The private sector accounts for about 85 percent of American workers, most of them capable, honest, and invested in American success. Do we really want to exile them from our common causes?

At the K–12 level, most actual teaching—unlike eminently contractable support functions for public schools—is far too complex and delicate a task to entrust to the profit motive. Though one wouldn’t know it from this book, a late-20th-century for-profit education fad has since crumbled, with many of the would-be privatizers losing their shirts. Cohen and Mikaelian have little good to say about the charter school movement, a distinctly American hybrid model, where, for my money, the jury is still out. The worst charter schools are ghastly. The best of them are magnificent. And the difference is mostly driven by the quality of governance. The private sector responds to the opportunities a city or state’s charter system serves up. Massachusetts, where charter rules are smart and tough, generates better outcomes than states with looser systems, such as Michigan. If the rules reward crooks and clowns, that’s what you’ll get. Well-crafted charter policies, conversely, attract and empower idealistic innovators. 

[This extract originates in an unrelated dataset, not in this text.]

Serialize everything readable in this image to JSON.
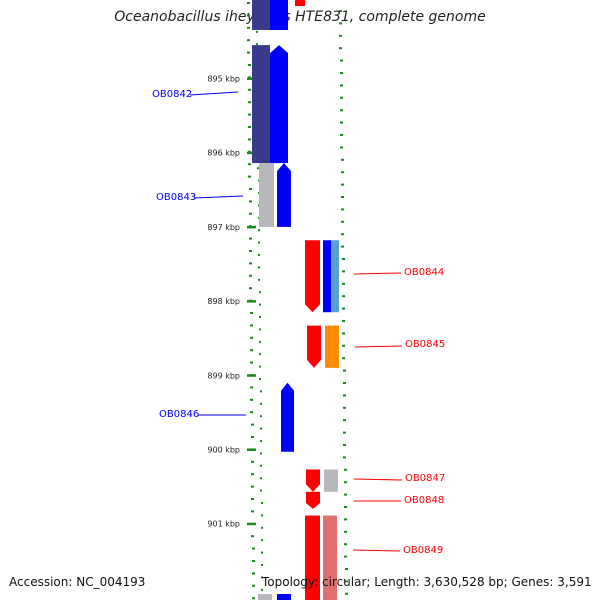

Most broadly, the book’s narrative of a dwindling public sector is simply at odds with the facts. Government spending’s share of GDP—counting federal, state, and local—has averaged a bit higher over the past quarter century than the prior one, with the zigs and zags driven more by macroeconomics than by policy swings. Leaving out the 2020 pandemic spike, government spending under Trump rounded out to the same 32 percent of GDP it had been under Reagan. It was a little higher under Bush 41 and Obama, a little lower under Bush 43 and Clinton. The withering away of the state that the authors decry as one of privatization’s hallmarks is conspicuously missing from the budget data. 

This earnest, lively book certainly has its virtues. A progressive activist facing post-Trump challenges keeping her blood at a nice rolling boil will find that its inventory of transgressions should do the trick. A connoisseur of rip-roaring polemics will savor the craft that Cohen and Mikaelian deploy. And if there are any free market fundamentalists out there who are open to persuasion, the parade of disasters should prove instructive. But a city manager in some struggling California community wrestling over whether it’s a good idea on balance to outsource park maintenance will find little guidance here. 

The book ends with calls for a sea change in American life. Cohen and Mikaelian want government to become more participatory and transparent, skeptical about markets, and bound by rules enforcing these norms. And they want Americans themselves to become more interested in and fonder of government. It’s a nice sentiment, but even on a good day, I can see only glacial movement in this direction. America has been an outlier on the individualistic side since de Tocqueville’s time. It seems wise to expect that Americans’ views of government in 2031 will look more like those of Americans in 2011 or 2001, or maybe even 1789, than those of, say, today’s Danes. If I turn out to be wrong about this, I’ll happily buy a round of drinks for Cohen and Mikaelian. Meanwhile, let’s keep working—with the America we have, not the America we wish we had—to harvest the benefits and fend off the harms of our country’s signature public-private mash-up.

John D. Donahue

John D. Donahue is the Raymond Vernon Senior Lecturer in Public Policy and faculty chair of the Master's in Public Policy program at Harvard's Kennedy School.